11,12,13 Laser chip 14, 15, 16 Collimator lens 17,18,19 Cylindrical lens 20 polygon mirror 21 fθ lens group 22 Image carrier 23 scanning direction 24 Image processing unit 25,26,27 Laser driver 31 Focus adjustment section 32 Focus adjustment lens 33 Focus servo motor 101 image carrier 102 primary charger 103 developer carrier 104 Transfer charger 105 Fixer 106 cleaner 107 Image exposure device 109 developer 110 recording paper

   ─────────────────────────────────────────────────── ─── Continued front page    F-term (reference) 2C362 AA03 AA21 AA22 AA29 AA35                       AA37 BA56 BA67 CA10 CA14                 2H076 AB05 AB06 AB09 AB12 AB22                       AB76 EA05 EA16                 5C074 BB26 CC22 DD05 DD14 EE02                       FF05 HH02

Claims (14)

[Claims] 1. A photoconductive image carrier, a charging unit for uniformly charging the image carrier, and an exposing unit for exposing the surface of the image carrier after charging to form an electrostatic latent image. In an image forming apparatus including a developing unit that attaches toner to the electrostatic latent image to form a toner image, and a transfer unit that transfers the toner image to a transfer material, the exposure unit emits a light beam. And a scanning image forming unit that forms a scanning line by scanning the spot-like light and forming a scanning line on the image carrier with the emitted light beam. An image forming apparatus, wherein the light imaged on has a different spot shape for each scanning line. 2. The light emitting means emits a plurality of light beams, and the scanning image forming means forms an image of each of the plurality of light beams on the same image carrier.
The image forming apparatus according to item 1. 3. The image according to claim 1, wherein the scanning image forming unit includes a unit that makes the spot shape of one light beam emitted from the light emitting unit different for each scanning line. Forming equipment. 4. The image forming apparatus according to claim 2, wherein the plurality of light beams are sequentially used for image drawing in a direction substantially orthogonal to the scanning line. 5. The means for varying the spot shape of the one light beam for each scanning line has a function of defocusing the light beam emitted from the light emitting means. Image forming device. 6. The means for varying the spot shape of the one light beam for each scanning line includes an actuator for moving the position of an optical means for guiding the light beam emitted from the light emitting means.
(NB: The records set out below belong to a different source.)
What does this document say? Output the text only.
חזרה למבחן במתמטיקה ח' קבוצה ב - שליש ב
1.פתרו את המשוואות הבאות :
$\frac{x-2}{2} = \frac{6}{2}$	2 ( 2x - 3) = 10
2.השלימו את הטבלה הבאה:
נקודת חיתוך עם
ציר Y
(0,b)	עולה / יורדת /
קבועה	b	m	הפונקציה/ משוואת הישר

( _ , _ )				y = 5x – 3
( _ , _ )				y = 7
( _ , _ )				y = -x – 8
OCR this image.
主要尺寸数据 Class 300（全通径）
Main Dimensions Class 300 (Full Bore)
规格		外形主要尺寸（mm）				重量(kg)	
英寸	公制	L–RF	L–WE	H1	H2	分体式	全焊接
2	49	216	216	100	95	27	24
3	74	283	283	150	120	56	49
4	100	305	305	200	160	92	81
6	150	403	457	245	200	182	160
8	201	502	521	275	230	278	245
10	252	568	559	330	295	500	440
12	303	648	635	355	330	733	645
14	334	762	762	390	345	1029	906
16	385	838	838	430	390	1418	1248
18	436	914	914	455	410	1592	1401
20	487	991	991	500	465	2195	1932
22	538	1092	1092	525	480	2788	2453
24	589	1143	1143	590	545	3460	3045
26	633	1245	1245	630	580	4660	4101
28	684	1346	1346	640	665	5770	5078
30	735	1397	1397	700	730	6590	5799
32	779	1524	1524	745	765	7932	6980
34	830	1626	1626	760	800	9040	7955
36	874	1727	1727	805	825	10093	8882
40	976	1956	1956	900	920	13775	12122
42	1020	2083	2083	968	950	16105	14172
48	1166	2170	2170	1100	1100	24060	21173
The image forming apparatus according to claim 5. 7. The ratio of any two spot diameters among a plurality of lights having different spot shapes imaged on the image carrier is 1.2 or more. The image forming apparatus according to any one of 1. 8. The light having different spot shapes comprises:
The image forming apparatus according to claim 1, wherein spot diameters in a direction substantially orthogonal to the scanning line are different. 9. The spot diameter D1 of the maximum spot light and the spot diameter D2 of the first spot light of the plurality of light beams with respect to the pitch W of the scanning lines satisfy D2 <W <D1. The image forming apparatus according to any one of claims 1 to 8, which is characterized. 10. The image according to claim 1, wherein a diameter at 1 / e ² of a peak intensity of the spot light in a direction along a scanning line is smaller than a pitch of the scanning line. Forming equipment. 11. The diameter of 1 / e ² of the peak intensity of the spot light in the direction along the scanning line is smaller than 1/2 of the pitch of the scanning line.
The image forming apparatus according to item 0. 12. The diameter of 1 / e ² of the peak intensity of the spot light in the direction along the scanning is 1/2 or less of the pixel size of the recording resolution.
10. The image forming apparatus according to any one of 9 to 9. 13. The image forming apparatus according to claim 1, wherein a highlight area is drawn by using a laser spot having the smallest diameter among the spot lights having different spot shapes. 14. The light emitting means is 400 nm to 500 nm.
The image forming apparatus according to claim 1, further comprising a blue semiconductor laser having an emission wavelength of nm.